A front quartet of Albrighton, Vardy, Demarai Gray and Riyad Mahrez is a tantalising combination and they were regularly given licence to roam before the break, with Vardy making the majority of his runs into the left channel as a deliberate tactic in order to exploit the ageing legs of Pablo Zabaleta.

The Foxes played some excellent football at times, often cutting West Ham apart in just three passes from the back, and if they had found the final ball more they could have been out of sight by half-time.

Whilst the second-half might not have lived up to the first – exemplified by Puel’s early withdrawal of Mahrez – there is certainly reason for optimism about the way Leicester are now playing their football.

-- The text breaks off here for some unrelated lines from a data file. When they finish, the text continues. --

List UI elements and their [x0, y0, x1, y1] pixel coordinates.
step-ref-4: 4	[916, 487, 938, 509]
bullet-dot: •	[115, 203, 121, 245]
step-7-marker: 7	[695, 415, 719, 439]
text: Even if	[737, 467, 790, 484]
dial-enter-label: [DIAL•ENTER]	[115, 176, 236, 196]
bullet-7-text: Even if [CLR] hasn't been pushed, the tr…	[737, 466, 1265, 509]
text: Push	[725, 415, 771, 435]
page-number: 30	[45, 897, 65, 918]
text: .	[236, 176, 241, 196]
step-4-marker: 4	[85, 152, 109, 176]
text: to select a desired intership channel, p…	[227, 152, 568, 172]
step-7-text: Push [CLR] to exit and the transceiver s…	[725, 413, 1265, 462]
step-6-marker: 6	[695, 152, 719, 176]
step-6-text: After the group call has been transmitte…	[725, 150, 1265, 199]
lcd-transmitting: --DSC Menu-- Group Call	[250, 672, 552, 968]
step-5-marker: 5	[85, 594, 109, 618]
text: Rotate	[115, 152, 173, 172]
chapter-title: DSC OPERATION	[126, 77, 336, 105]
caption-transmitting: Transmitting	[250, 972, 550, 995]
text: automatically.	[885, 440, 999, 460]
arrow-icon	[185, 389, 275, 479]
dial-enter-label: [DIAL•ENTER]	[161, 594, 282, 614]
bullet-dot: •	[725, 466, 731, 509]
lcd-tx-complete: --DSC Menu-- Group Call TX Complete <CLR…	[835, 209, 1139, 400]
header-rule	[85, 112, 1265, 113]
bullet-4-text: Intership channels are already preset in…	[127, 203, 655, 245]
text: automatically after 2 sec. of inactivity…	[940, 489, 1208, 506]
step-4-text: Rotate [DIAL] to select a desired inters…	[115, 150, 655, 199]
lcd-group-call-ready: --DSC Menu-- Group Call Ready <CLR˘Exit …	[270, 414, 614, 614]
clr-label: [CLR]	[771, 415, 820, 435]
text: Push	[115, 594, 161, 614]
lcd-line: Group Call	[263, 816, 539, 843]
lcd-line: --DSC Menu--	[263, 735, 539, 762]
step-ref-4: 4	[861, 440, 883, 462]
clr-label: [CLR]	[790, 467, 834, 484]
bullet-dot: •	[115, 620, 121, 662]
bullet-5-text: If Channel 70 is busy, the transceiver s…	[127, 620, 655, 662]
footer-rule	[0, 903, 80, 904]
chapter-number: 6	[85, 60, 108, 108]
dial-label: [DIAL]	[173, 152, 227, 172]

Issue of diving set to rumble on after Ayew antics

In a week where simulation in the Premier League has been well and truly in the spotlight, the debate looks set to rattle on after West Ham’s Andre Ayew seemed to dive late on in the match.

The second-half substitute hit the floor with little over ten minutes to go as the Hammers went searching for a late winner – with referee Martin Atkinson not taking any notice despite the Ghana international’s vocal appeals – and replays showed that there was no contact made from Harry Maguire.

Everton forward Oumar Niasse was the first top-flight player to receive retrospective action for simulation, earning a two-match ban, and Ayew’s intention to deceive the referee was the same.

Yet there will be no post-match sanctions for the West Ham man as the penalty wasn’t awarded – as Niasse’s was at Crystal Palace – with the new law stating action can only be taken if the attempted deception was successful in giving that player’s side an advantage, which didn’t occur with Ayew.

It will no doubt open a whole new discussion on whether the intention to con the referee merits punishment whether successful or not, and Ayew can count himself lucky not to be facing a ban.